6- Le droit du ventre : Le droit de ton ventre c’est que tu n’en fasses pas un récipient de ce qui est illicite, et que tu lui donnes ce qui est licite à sa mesure, et que tu ne deviennes pas gourmand et inhumain en désirant te fortifier, que tu te contrôles au moment de la faim ou de la soif, car le fait d’être repu excessivement conduit à la fainéantise et à la paresse…’’ (Epître sur les droits en Islam, l’Imam Zeyn al-Abidine).

7- le droit des parties génitales : Le droit de des parties génitales s’agit de s’abstenir de la fornication, et de satisfaire la libido licitement et moralement (de manière adéquate à l’honneur humain pour rester dans le cercle des humains).

Ceci constitue les droits fondamentaux des membres corporels de l’homme. C’est qu’en effet, ces membres ce sont les instruments mis à la disposition de l’homme pour l’exécution de ses actions. Si bien que, les actions ce sont le piédestal de la réalisation de l’objectif ultime de l’homme (connaitre son Seigneur), dans la mesure où elles sont en posture d’être le catalyseur qui rythme l’opération qui mène au succès (à l’objectif). Mais, cela nécessite de prendre l’engagement de mettre en œuvre les droits des membres corporelles qui sont les socles de toute action quel que soit sa nature et sa fin. En d’autres termes, sans le respect de ces droits, toute l’action humaine sera vouée à l’échec. Par ailleurs, le respect de ces droits s’avère une marque de reconnaissance à l’endroit du Tout-Puissant.

Puisque, tous ces membres constituent une sorte de consignation divine au profit de l’homme, ce qui fait que l’homme doit en faire preuve de l’honnêteté et de loyauté. Et les pratiques du loyal se soumettent entièrement à la volonté du propriétaire de la consignation et non pas à la sienne. En conséquence, la notice de cette consignation (les sept membres) conformément à la volonté divine est en parfaite harmonie avec ces droits.

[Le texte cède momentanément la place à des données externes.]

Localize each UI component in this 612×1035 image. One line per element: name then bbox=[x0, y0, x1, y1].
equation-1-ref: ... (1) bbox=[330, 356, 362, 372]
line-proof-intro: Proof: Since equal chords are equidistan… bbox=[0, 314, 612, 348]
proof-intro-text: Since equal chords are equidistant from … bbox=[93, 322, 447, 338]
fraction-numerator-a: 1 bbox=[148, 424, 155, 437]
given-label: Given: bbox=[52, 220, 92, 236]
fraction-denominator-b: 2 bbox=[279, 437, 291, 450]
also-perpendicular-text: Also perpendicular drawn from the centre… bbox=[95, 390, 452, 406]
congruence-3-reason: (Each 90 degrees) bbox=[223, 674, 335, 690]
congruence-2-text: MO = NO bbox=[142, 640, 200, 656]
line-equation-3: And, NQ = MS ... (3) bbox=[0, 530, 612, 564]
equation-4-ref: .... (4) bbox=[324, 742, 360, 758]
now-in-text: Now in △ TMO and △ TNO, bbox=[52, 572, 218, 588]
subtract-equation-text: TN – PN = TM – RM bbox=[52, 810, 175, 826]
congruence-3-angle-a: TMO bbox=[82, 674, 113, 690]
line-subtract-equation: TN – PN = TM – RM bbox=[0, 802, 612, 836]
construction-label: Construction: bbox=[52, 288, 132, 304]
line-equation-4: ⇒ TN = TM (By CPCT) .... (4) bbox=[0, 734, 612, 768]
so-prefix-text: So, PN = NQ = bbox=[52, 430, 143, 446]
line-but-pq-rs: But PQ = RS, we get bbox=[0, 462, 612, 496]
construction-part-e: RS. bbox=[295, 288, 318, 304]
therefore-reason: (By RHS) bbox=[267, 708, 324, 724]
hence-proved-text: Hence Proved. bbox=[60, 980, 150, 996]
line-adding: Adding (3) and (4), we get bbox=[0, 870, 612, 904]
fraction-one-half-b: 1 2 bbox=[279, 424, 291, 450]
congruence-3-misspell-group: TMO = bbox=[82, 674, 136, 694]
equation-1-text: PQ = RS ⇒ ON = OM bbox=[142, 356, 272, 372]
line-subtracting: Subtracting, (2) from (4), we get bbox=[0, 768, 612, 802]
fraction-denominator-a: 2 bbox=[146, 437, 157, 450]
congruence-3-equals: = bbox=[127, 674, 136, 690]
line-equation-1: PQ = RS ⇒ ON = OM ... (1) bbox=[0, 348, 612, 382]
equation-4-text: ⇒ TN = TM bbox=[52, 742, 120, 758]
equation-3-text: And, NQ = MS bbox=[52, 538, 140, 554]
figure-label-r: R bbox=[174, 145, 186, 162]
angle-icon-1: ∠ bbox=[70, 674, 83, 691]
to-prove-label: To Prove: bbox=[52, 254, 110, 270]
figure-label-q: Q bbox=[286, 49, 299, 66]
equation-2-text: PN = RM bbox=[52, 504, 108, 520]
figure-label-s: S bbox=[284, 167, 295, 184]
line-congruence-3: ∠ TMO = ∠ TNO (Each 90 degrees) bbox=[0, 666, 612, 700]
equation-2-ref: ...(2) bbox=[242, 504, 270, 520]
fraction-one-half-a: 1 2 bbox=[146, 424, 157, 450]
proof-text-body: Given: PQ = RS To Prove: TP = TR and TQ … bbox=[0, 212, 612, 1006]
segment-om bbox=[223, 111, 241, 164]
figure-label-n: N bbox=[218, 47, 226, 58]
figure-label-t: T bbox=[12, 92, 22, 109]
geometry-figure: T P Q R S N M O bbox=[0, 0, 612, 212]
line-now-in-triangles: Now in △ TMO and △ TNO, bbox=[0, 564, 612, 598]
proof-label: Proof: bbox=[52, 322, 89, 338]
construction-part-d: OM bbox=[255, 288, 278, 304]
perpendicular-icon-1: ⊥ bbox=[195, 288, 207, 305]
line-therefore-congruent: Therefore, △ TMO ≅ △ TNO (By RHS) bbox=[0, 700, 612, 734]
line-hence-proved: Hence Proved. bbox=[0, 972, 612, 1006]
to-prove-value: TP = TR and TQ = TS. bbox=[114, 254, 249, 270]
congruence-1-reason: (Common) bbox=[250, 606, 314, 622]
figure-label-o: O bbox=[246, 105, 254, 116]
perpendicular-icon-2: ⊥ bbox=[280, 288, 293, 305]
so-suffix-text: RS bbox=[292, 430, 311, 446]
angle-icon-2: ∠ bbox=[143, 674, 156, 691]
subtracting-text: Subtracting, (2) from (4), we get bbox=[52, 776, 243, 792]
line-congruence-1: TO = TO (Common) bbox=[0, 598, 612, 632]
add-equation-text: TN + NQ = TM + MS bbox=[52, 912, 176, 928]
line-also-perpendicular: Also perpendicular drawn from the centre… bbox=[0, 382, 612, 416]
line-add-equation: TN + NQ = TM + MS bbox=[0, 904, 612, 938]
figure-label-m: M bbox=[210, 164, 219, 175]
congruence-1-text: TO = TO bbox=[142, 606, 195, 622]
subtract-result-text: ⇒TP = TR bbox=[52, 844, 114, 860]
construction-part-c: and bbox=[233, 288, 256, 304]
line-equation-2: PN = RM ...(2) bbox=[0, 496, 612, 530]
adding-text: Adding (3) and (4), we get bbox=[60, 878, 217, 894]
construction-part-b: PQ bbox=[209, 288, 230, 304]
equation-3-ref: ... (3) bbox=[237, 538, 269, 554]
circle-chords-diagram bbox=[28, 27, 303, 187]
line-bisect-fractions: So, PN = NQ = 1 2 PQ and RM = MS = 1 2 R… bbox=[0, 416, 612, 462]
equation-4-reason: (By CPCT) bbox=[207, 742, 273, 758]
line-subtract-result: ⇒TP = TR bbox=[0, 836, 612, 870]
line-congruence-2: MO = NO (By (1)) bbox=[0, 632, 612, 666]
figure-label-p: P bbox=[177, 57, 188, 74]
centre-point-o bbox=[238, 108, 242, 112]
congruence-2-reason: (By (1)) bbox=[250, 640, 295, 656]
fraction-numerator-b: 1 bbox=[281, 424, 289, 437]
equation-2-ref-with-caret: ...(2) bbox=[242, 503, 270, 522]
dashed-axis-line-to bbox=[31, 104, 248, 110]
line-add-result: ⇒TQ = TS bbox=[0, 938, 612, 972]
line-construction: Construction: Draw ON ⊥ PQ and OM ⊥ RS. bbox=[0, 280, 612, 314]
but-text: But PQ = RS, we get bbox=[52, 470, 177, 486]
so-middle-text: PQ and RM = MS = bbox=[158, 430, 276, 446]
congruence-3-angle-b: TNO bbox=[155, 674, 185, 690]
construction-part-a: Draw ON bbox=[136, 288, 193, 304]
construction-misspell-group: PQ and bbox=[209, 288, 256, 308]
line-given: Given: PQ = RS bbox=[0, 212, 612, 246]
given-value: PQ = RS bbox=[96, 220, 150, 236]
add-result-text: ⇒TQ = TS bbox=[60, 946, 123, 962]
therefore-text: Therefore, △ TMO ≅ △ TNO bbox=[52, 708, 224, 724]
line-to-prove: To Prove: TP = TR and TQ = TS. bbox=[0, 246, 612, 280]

Enfin, celui qui applique à la lettre la guide pratique -conçue par le Propriétaire Absolu- de cette consignation est dans le juste. Et cette justesse se traduit en amour, amitié, et connexité divine en faveur du loyal. Et cette relation étroite avec la Divinité consiste en un pont direct au sommet des objectifs qui s’agit de la ‘’connaissance de Dieu’’. Et ce stade définit le rôle décisif de l’homme dans sa vie, étant donné qu’il est créé pour un seul et unique objectif (l’adoration de son Seigneur), comme le hadith révélé directement de l’Ange Gabriel (as) nous l’indique : « Ô Mohammad ! Le Prééminent Suprême adresse un Salut à Toi, en disant : Je fus un Trésor dérobé, et je voulus d’être connu, alors Je créai les créatures pour qu’ils me connaissent, donc quiconque me connait, il M’adore et M’obéit, et quiconque M’ignore, il M’abjure et Me désobéit ».

Conclusion

En somme, ceux-ci sont les éléments nécessaires dans la vie de l’homme, et qui constituent sa nourriture spirituelle durant toute son existence terrestre. Car, le chemin dont l’homme doit parcourir est une sphère obscure étant remplie de toute sorte de danger qui pourrait le conduire à un échec lamentable. Dans ces conditions, il a besoin des armes, de provision et de lumière afin de se mettre à l’abri des difficultés et des obstacles dispersées sur tout au long de son chemin. C’est pourquoi, ces éléments sont le support idéal et indispensable pour franchir ce trajet dans le but d’accéder à la cime (la perfection).